Carson's US campaign trail falters as string of 'untruths' revealed
Republican candidates tend to present their lives as a series of parables befitting the highest office - but most mortals rarely attain that level of all-round perfection
The campaign of the Republican presidential frontrunner Ben Carson looked in jeopardy last night after he was hit by a series of allegations that parts of his life story were exaggerated and others fabricated.
Dr Carson, a retired neurosurgeon and first-time political candidate, described as a "witch hunt" media accusations that he lied about his college education and his violent past.
His rise from troubled, impoverished teenager in Detroit to world-renowned physician and conservative icon has been the subject of several books, a film and countless stump speeches.
But last week, as he overtook Donald Trump in the polls for the first time, the only black candidate's extraordinary story drew closer scrutiny. Digging by observers and US media found discrepancies, inconsistencies and, in the latest revelations, apparent falsifications about crucial episodes in his life.
Earlier in the week, CNN published a report casting doubt on Dr Carson's characterisation of himself as a violent 14-year-old who once tried to stab a classmate in a fit of misplaced anger, in his 1996 autobiography, Gifted Hands.
The "victim" of the intended stabbing, which Dr Carson said was a seminal moment that led him to God, has never surfaced.
With the heat already on, another damaging story emerged, contending that despite Dr Carson having written that he was offered a "full scholarship" to the hallowed West Point military academy, he never actually applied.
Dr Carson called the former story a "bunch of lies", and said the latter was also dishonest because he never claimed to have applied to West Point but had been given what he took to be a verbal offer of admission.
"There is a desperation on the part of some to try and find a way to tarnish me," Dr Carson declared.
The controversy did not end there, however. Another article suggested that Dr Carson may have invented a course which he claimed to have excelled in at Yale, and that attempts to corroborate his account of having protected white students during a race riot in Detroit were unsuccessful.
There has also been a steady stream of stories about some of Dr Carson's more unorthodox beliefs, for example that the Pyramids of Giza were built not by ancient Egyptians - but by an Old Testament figure to store grain.
Mr Trump has responded gleefully to the controversies. "The Carson story is either a total fabrication or, if true, even worse!" he said of the claims that Dr Carson had behaved violently as a teenager.
The rumblings about his past could well blunt his poll momentum.

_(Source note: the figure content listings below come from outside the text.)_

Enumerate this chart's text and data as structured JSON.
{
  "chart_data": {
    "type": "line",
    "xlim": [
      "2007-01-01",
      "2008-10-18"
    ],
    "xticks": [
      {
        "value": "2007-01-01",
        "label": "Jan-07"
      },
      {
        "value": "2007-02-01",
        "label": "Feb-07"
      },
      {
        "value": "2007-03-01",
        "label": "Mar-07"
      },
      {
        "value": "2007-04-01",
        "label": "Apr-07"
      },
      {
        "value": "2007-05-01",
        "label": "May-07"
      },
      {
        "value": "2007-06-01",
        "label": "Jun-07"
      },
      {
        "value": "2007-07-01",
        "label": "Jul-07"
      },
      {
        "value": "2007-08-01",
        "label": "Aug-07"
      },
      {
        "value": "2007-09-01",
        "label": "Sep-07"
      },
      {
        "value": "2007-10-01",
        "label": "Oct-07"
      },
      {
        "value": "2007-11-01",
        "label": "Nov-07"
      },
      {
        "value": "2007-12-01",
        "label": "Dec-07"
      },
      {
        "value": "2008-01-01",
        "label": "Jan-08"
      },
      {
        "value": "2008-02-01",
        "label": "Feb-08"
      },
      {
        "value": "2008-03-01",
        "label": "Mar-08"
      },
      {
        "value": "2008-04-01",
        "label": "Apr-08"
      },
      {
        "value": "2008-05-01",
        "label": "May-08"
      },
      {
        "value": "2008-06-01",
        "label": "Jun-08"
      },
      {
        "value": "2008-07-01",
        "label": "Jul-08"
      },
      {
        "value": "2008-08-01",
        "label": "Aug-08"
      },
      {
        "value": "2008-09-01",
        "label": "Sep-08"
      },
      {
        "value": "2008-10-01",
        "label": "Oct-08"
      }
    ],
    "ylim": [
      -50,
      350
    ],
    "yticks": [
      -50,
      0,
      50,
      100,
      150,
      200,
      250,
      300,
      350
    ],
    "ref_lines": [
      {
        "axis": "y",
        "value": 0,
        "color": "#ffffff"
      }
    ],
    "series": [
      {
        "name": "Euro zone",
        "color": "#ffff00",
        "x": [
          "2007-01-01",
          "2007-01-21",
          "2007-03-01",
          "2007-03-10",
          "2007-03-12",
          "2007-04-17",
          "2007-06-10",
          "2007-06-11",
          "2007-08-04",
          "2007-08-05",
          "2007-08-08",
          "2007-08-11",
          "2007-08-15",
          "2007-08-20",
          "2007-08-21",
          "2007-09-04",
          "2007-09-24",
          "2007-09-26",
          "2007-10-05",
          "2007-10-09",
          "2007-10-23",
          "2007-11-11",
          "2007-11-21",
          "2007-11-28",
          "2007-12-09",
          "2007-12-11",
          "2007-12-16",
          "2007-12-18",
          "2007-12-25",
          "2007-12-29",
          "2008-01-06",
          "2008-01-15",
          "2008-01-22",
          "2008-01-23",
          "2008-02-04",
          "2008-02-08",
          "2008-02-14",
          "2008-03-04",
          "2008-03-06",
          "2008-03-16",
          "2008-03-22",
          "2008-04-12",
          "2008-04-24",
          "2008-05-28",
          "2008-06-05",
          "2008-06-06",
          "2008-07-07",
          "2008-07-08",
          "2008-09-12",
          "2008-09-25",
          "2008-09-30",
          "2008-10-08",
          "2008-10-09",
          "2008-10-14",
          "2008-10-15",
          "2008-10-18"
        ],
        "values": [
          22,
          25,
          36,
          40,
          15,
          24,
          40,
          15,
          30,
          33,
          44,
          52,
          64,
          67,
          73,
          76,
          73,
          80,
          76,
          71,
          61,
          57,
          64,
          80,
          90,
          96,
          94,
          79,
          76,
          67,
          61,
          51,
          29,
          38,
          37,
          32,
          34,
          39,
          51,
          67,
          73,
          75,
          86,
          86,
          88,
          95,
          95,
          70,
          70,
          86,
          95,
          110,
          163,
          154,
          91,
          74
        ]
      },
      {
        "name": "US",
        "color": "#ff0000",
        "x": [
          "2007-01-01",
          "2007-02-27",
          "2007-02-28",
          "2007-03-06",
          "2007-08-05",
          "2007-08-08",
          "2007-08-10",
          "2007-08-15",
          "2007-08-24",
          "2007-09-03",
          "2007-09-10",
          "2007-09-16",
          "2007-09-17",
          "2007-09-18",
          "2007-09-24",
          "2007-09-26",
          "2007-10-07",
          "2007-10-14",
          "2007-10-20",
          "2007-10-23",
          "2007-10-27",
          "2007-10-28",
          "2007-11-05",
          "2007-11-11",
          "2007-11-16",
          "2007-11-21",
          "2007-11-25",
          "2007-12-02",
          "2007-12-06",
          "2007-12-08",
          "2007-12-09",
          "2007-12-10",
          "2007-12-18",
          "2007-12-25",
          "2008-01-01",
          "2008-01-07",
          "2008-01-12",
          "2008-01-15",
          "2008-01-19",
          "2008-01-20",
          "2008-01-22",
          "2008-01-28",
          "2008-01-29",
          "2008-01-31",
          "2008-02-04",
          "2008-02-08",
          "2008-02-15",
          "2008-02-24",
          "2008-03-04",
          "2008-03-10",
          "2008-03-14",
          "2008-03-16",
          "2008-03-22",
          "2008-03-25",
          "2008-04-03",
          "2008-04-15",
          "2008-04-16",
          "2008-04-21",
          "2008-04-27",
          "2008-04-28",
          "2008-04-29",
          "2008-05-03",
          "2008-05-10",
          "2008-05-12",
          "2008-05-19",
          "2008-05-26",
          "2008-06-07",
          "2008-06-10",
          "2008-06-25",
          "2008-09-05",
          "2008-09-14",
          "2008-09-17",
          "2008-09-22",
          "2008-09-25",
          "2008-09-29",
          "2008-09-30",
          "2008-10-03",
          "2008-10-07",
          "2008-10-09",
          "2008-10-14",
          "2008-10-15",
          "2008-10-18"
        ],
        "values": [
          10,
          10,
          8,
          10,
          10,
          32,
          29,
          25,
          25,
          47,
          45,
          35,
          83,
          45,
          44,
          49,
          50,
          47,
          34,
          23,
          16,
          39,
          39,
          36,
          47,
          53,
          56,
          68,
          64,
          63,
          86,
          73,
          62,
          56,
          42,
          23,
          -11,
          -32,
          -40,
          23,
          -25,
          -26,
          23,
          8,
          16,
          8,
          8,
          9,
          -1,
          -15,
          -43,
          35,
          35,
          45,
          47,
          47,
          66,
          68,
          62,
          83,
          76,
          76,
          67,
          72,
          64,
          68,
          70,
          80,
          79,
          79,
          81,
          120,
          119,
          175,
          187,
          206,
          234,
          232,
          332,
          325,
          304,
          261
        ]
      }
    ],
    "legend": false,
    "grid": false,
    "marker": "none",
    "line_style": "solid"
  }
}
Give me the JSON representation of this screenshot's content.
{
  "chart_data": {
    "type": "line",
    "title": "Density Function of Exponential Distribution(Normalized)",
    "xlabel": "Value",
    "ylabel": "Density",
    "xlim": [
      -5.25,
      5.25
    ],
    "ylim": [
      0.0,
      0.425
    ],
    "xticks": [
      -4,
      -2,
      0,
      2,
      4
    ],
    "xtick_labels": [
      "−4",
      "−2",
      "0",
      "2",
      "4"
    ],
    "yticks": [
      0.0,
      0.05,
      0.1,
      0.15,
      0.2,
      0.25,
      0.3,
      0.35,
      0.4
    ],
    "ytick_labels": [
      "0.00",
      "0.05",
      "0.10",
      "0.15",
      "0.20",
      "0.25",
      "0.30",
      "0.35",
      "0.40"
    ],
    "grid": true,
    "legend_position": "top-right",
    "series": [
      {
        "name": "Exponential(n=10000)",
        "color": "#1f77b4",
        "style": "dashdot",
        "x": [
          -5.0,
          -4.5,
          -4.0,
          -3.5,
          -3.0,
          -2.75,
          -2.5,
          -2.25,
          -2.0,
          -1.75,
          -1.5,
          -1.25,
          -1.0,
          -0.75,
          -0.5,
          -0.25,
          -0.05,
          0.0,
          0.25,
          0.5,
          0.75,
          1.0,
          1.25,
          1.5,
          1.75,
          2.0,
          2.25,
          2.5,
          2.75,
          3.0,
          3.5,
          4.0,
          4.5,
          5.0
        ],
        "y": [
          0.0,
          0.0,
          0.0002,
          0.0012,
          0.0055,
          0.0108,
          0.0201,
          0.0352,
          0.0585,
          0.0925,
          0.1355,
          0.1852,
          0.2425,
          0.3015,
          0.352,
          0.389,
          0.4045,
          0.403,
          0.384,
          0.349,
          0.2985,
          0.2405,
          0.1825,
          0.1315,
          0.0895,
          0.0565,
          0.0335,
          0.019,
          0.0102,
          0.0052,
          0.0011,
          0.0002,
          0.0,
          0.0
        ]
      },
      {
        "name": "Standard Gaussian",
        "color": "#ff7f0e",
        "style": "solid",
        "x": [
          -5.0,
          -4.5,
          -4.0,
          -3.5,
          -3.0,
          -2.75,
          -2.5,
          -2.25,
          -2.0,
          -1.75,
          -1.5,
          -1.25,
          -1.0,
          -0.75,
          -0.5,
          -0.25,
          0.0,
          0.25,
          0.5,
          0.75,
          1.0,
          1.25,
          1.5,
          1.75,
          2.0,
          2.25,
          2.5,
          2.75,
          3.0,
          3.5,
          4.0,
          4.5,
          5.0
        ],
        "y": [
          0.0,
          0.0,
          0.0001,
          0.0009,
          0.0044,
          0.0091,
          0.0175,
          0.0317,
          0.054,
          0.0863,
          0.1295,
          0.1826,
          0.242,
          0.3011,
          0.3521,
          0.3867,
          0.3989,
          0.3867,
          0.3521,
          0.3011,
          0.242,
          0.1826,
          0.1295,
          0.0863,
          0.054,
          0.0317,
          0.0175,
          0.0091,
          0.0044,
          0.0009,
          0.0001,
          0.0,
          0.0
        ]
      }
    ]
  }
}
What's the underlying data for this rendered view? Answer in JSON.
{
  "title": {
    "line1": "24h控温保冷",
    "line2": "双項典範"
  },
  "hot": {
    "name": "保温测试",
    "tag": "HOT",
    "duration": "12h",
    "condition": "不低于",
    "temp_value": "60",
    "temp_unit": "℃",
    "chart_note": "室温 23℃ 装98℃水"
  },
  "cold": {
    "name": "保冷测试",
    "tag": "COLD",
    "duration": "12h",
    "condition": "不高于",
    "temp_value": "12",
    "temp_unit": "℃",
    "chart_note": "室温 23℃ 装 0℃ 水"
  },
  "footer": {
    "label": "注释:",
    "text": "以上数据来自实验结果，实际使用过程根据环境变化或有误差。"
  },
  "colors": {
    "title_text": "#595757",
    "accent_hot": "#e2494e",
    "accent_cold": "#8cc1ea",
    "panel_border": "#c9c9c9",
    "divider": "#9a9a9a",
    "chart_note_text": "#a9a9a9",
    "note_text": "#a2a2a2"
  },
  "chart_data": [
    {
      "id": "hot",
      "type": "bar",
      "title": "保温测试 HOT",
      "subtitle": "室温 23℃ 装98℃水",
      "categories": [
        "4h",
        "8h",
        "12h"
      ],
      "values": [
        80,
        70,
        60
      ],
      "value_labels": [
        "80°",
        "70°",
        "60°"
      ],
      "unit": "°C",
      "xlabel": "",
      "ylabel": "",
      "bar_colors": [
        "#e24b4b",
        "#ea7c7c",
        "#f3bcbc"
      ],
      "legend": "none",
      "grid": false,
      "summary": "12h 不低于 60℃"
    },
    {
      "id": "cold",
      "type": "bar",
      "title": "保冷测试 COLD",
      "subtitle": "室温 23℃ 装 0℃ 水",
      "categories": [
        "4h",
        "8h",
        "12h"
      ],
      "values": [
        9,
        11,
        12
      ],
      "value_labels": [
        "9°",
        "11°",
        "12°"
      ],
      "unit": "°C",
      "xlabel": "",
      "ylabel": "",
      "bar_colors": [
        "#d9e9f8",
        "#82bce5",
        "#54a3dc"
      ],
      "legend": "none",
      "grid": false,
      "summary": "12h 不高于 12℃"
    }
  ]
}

Mr Trump and Senator Ted Cruz, a fellow populist Republican candidate who has been gaining traction, could benefit.
Dr Carson reacted to the coverage yesterday with fury, saying he was being subjected to a "witch hunt" to destroy his candidacy.
"What you're not going to find with me is somebody who's just going to sit back and let you be completely unfair without letting the American people know what's going on," he said. "And the American people are waking up to your games.